Sunday, October 30, 2011
Helen Kao at Geripal recently wrote a thoughtful post which highlights some of the flaws in the California POLST form. It's worth a read and I agree with her comments. (And even though I use "POLST" here, I agree with her thoughts on using "POST" instead.)
For jurisdictions which are considering the establishment of POLST, it is important to consider the experience of other states as new forms are designed and legislation is drafted. I live in one of the many states which is in the process of developing a program. In spite of the weaknesses of forms currently in use in other places, PO(L)ST/MO(L)ST remains a very helpful tool with new research continuing to back its utility. For instance, consider a recent study published in the Journal of the American Geriatrics Society which demonstrated high consistency between treatments provided to nursing facility residents and orders recorded on POLST forms. The study found that overall, POLST orders were consistent with treatments provided 94% of the time. Consistency rates were especially high for resuscitation orders. Consistency rates were slightly lower for antibiotic use and much more modest for feeding tubes use.

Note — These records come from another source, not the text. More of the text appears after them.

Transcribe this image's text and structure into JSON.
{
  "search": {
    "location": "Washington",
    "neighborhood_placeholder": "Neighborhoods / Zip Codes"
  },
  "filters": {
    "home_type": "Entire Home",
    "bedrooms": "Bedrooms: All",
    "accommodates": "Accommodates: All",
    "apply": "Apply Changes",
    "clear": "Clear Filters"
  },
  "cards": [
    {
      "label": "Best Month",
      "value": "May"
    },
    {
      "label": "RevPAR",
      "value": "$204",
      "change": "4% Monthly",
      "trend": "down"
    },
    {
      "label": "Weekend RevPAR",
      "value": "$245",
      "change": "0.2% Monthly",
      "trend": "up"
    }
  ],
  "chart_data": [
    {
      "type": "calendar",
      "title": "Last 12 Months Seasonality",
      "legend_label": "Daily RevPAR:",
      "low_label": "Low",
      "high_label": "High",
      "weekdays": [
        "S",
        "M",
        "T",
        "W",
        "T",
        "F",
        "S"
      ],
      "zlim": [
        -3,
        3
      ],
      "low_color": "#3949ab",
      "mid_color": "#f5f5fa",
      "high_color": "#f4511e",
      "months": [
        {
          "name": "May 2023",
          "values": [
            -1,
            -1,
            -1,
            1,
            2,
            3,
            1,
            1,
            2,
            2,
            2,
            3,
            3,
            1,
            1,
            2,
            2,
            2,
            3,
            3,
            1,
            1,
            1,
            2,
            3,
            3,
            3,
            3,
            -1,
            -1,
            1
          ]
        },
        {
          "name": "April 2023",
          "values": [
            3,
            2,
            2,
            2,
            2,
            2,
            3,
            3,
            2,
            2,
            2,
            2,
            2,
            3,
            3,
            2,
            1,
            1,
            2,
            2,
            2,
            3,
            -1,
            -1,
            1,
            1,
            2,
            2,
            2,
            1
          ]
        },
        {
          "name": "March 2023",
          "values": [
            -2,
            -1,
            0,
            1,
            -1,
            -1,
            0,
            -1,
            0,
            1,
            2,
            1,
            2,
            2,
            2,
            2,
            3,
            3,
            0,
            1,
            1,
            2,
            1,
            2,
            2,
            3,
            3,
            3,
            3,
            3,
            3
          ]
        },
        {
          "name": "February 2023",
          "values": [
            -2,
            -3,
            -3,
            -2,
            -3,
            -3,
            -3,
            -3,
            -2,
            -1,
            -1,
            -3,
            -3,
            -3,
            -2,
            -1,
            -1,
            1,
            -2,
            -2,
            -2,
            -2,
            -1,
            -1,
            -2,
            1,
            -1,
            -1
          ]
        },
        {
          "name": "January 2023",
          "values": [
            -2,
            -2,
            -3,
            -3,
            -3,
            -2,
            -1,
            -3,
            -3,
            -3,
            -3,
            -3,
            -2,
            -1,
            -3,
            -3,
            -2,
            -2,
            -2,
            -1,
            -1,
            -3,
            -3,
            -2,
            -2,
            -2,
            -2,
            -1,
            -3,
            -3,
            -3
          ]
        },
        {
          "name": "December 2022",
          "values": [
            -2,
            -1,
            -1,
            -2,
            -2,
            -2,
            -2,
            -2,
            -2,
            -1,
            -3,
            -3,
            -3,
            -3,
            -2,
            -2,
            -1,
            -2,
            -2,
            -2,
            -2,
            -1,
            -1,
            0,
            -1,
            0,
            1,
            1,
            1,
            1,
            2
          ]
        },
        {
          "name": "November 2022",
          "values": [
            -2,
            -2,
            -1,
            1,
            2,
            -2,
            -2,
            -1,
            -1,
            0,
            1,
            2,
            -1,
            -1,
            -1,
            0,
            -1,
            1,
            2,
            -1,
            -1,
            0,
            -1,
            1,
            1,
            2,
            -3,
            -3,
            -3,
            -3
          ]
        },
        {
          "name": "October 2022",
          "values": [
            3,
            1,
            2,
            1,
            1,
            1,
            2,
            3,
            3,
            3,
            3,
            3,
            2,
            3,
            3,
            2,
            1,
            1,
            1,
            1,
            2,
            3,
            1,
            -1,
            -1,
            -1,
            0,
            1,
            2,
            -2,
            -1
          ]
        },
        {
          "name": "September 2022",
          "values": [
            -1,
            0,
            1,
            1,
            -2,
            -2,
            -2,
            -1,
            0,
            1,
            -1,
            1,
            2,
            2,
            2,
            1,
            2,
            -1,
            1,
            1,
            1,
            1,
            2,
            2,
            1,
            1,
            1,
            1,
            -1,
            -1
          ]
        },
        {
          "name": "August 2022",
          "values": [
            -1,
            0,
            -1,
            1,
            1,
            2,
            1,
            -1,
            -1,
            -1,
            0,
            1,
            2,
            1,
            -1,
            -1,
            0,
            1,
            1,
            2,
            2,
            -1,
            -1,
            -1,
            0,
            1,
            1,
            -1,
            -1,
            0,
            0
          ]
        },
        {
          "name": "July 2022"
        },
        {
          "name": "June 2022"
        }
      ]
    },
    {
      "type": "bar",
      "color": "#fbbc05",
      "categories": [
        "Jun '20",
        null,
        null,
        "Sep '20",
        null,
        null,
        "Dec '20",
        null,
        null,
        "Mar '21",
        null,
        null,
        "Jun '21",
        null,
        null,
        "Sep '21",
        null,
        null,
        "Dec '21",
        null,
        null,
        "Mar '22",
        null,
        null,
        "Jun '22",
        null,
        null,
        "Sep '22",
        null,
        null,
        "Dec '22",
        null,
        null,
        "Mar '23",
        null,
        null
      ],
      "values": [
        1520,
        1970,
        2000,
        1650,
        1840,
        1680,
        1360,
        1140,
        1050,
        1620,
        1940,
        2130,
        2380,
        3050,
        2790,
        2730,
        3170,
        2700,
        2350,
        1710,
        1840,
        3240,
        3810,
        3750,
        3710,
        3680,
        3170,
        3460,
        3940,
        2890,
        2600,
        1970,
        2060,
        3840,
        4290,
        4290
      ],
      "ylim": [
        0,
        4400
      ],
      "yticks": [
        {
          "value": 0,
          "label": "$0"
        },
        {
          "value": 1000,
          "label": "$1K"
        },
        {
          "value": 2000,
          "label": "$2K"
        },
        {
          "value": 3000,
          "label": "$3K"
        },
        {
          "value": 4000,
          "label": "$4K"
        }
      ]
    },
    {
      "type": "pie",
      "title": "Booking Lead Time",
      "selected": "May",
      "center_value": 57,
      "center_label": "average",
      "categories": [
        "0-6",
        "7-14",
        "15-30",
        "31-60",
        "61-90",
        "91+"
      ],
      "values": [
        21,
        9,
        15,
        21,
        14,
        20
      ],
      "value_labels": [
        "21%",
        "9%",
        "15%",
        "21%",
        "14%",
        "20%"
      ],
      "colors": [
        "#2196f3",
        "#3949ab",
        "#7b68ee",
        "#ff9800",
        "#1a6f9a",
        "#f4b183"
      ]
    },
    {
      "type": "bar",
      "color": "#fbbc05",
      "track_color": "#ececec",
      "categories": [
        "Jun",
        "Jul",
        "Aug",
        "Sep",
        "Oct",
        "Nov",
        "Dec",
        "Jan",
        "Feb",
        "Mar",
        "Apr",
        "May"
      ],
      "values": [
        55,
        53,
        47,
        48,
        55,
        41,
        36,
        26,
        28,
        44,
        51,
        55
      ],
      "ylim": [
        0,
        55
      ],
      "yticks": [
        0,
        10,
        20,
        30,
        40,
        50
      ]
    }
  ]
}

Reasons for inconsistencies between orders and treatments should be evaluated further. It's unclear that improving the form itself would reduce these inconsistencies. Patients' preferences sometimes change and sometimes patients want their surrogate to have the leeway to change orders after the patient loses capacity (perhaps using a "best interest" standard of decision-making at that time rather than a pure "substituted judgment" standard).
I hope that my state will "get it right the first time" taking into account the experiences of others. However I know that it is impossible to get it completely right the first time. Therefore, I hope that any legislation approved will include a process for modification of the forms which does not require the wheel to be reinvented down the road.